There was a pause, possibly for dramatic effect. The histrionics in this town.
"Let the inmates run the asylum!"
The voice finished triumphantly as the PA system clicked off and the hall was filled with the mechanical whirring of every door on the cell block opening simultaneously, followed by the solid clink of them locking in place, and the cacophony of a hundred or so lunatics running free.
Light rushed into Crane's cell, threatening to blind him for a brief moment before his eyes adjusted and he saw the figure in his doorway: a woman, nearly silhouetted against the brightness of the hallway—the sterile, clinical white light reflecting off the sterile, clinical white walls.
Her sense of style was decidedly French, dressed in an impeccably fashionable ensemble with a color scheme that consisted solely of solid blacks on solid whites, save for the shear violet sash around her neck.
An oversized, though otherwise nondescript handbag was slung diagonally over her shoulders, and in her left hand she held what looked to be an aerosol canister.
The woman glanced at him briefly, assessing his no doubt puzzled expression, before she turned her gaze to her handbag, sliding the spray can in and fumbling around for something else. She found whatever it was and ceased rummaging, grasping the object with both hands as she looked back at him.
"Professor Jonathan Crane," the woman spoke, offering up what she held. Her voice did not match her appearance. In fact, it wasn't a woman's voice at all: it was the voice from the announcement. Crane stood up from his cot, but made no further effort to move. Not until he figured out the game.
"Scarecrow?" the person said, inquisitively but not hesitantly. He stepped forward to observe what s/he was holding out to him.
It was his mask… well, something of a facsimile of his mask, though much more frightening than any previous design. The burlap was sewn together better, but with larger stitches. It had been coated in some sort of compound which gave it a joyously disturbing flesh-like quality.
Additionally, the eyes were now tears stretched over lenses which presented themselves as sunken black eyes, and the mouth was mechanized to drop open impossibly wide, revealing large, flat teeth almost caged by the stitched-together lips.
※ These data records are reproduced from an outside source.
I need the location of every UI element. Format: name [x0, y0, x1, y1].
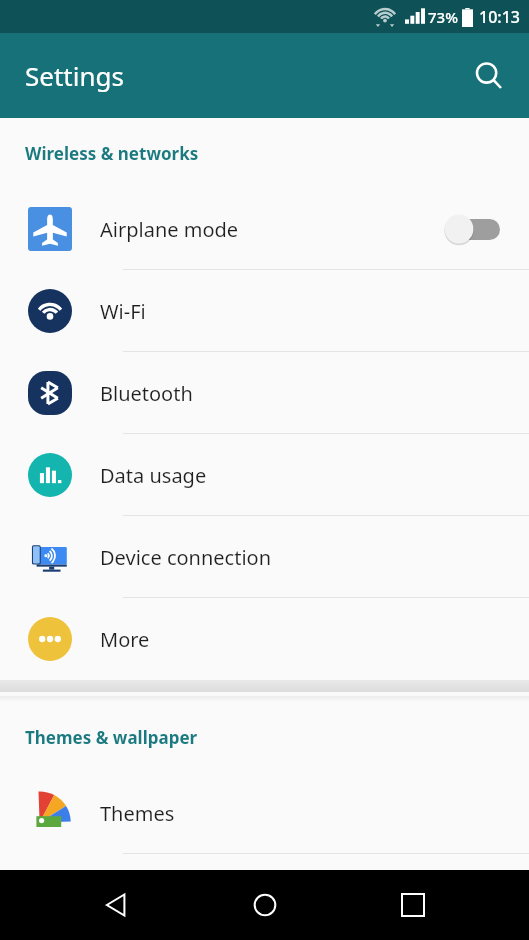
staticText: Wireless & networks [25, 142, 199, 165]
staticText: Themes [100, 800, 529, 827]
button[interactable]: Data usage [0, 434, 529, 516]
staticText: Data usage [100, 462, 529, 489]
button[interactable]: More [0, 598, 529, 680]
button[interactable]: Device connection [0, 516, 529, 598]
button[interactable]: Airplane mode [0, 188, 529, 270]
staticText: More [100, 626, 529, 653]
button[interactable]: Bluetooth [0, 352, 529, 434]
staticText: Bluetooth [100, 380, 529, 407]
button[interactable]: Themes [0, 772, 529, 854]
staticText: Settings [25, 58, 124, 93]
staticText: Themes & wallpaper [25, 726, 198, 749]
staticText: Airplane mode [100, 216, 443, 243]
staticText: 73% [428, 7, 458, 27]
button[interactable]: Search [461, 48, 517, 104]
staticText: Wi-Fi [100, 298, 529, 325]
button[interactable]: Wi-Fi [0, 270, 529, 352]
staticText: Device connection [100, 544, 529, 571]
button[interactable]: Recent apps [381, 873, 445, 937]
button[interactable]: Home [233, 873, 297, 937]
button[interactable]: Back [84, 873, 148, 937]
button[interactable] [443, 212, 501, 246]
staticText: 10:13 [479, 6, 520, 28]
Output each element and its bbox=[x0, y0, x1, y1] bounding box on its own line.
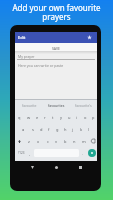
button[interactable]: favourite bbox=[15, 100, 43, 111]
staticText: m bbox=[82, 139, 86, 144]
staticText: SAVE bbox=[52, 46, 60, 51]
button[interactable]: f bbox=[45, 123, 53, 135]
button[interactable]: p bbox=[89, 111, 97, 123]
staticText: z bbox=[28, 139, 30, 144]
staticText: favourite's bbox=[75, 103, 92, 108]
staticText: My prayer bbox=[18, 54, 35, 59]
staticText: b bbox=[64, 139, 67, 144]
button[interactable]: w bbox=[24, 111, 33, 123]
button[interactable]: Shift bbox=[15, 135, 24, 147]
button[interactable]: j bbox=[69, 123, 77, 135]
staticText: j bbox=[72, 127, 74, 132]
button[interactable]: a bbox=[19, 123, 28, 135]
staticText: p bbox=[92, 115, 95, 120]
button[interactable]: Enter bbox=[88, 149, 96, 157]
staticText: i bbox=[76, 115, 78, 120]
staticText: y bbox=[60, 115, 63, 120]
staticText: , bbox=[29, 151, 31, 156]
button[interactable]: q bbox=[15, 111, 24, 123]
staticText: v bbox=[55, 139, 58, 144]
staticText: h bbox=[64, 127, 67, 132]
button[interactable]: e bbox=[33, 111, 41, 123]
button[interactable]: favourite's bbox=[70, 100, 97, 111]
staticText: g bbox=[56, 127, 59, 132]
button[interactable]: k bbox=[77, 123, 85, 135]
staticText: r bbox=[44, 115, 46, 120]
button[interactable]: , bbox=[27, 147, 33, 159]
button[interactable]: u bbox=[65, 111, 73, 123]
button[interactable]: b bbox=[61, 135, 70, 147]
staticText: e bbox=[36, 115, 39, 120]
button[interactable]: d bbox=[37, 123, 45, 135]
button[interactable]: SAVE bbox=[15, 43, 97, 51]
button[interactable]: Recent apps bbox=[76, 163, 84, 171]
staticText: n bbox=[73, 139, 76, 144]
button[interactable]: ?123 bbox=[15, 147, 27, 159]
staticText: x bbox=[37, 139, 40, 144]
button[interactable]: o bbox=[81, 111, 89, 123]
button[interactable]: m bbox=[79, 135, 88, 147]
staticText: . bbox=[82, 151, 84, 156]
staticText: favourites bbox=[48, 103, 65, 108]
button[interactable]: t bbox=[49, 111, 57, 123]
staticText: k bbox=[80, 127, 83, 132]
staticText: d bbox=[40, 127, 43, 132]
staticText: u bbox=[68, 115, 71, 120]
staticText: q bbox=[18, 115, 21, 120]
staticText: a bbox=[22, 127, 25, 132]
staticText: t bbox=[52, 115, 54, 120]
button[interactable]: Back bbox=[28, 163, 36, 171]
button[interactable]: g bbox=[53, 123, 61, 135]
staticText: Edit bbox=[18, 35, 26, 40]
button[interactable]: h bbox=[61, 123, 69, 135]
button[interactable]: Home bbox=[52, 163, 60, 171]
staticText: Here you can write or paste bbox=[18, 63, 64, 68]
button[interactable]: Backspace bbox=[88, 135, 97, 147]
button[interactable]: z bbox=[24, 135, 34, 147]
button[interactable]: i bbox=[73, 111, 81, 123]
staticText: c bbox=[47, 139, 49, 144]
button[interactable]: Add to favourites bbox=[86, 34, 93, 41]
button[interactable]: y bbox=[57, 111, 65, 123]
button[interactable]: l bbox=[85, 123, 93, 135]
button[interactable]: favourites bbox=[43, 100, 70, 111]
button[interactable]: s bbox=[28, 123, 37, 135]
button[interactable]: v bbox=[52, 135, 61, 147]
staticText: Add your own favourite prayers bbox=[8, 2, 105, 23]
button[interactable]: x bbox=[34, 135, 43, 147]
staticText: favourite bbox=[22, 103, 37, 108]
staticText: w bbox=[27, 115, 31, 120]
staticText: f bbox=[48, 127, 50, 132]
button[interactable]: n bbox=[70, 135, 79, 147]
staticText: o bbox=[84, 115, 87, 120]
staticText: s bbox=[32, 127, 34, 132]
button[interactable]: c bbox=[43, 135, 52, 147]
staticText: ?123 bbox=[18, 151, 25, 155]
button[interactable]: r bbox=[41, 111, 49, 123]
staticText: l bbox=[88, 127, 90, 132]
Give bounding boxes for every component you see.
A combination dispersal/filtration system for gas was integrated into the overall workings.
"Brilliant," he uttered, taking the mask from the person's hands. Pulling it over his head, he found that it fit well, if not perfectly. He adjusted the noose-like accessory on the neck and looked his benefactor in the eye no longer as Crane, but as the Scarecrow.
The person smirked wickedly.
"Would you like to participate in a little psychology experiment?"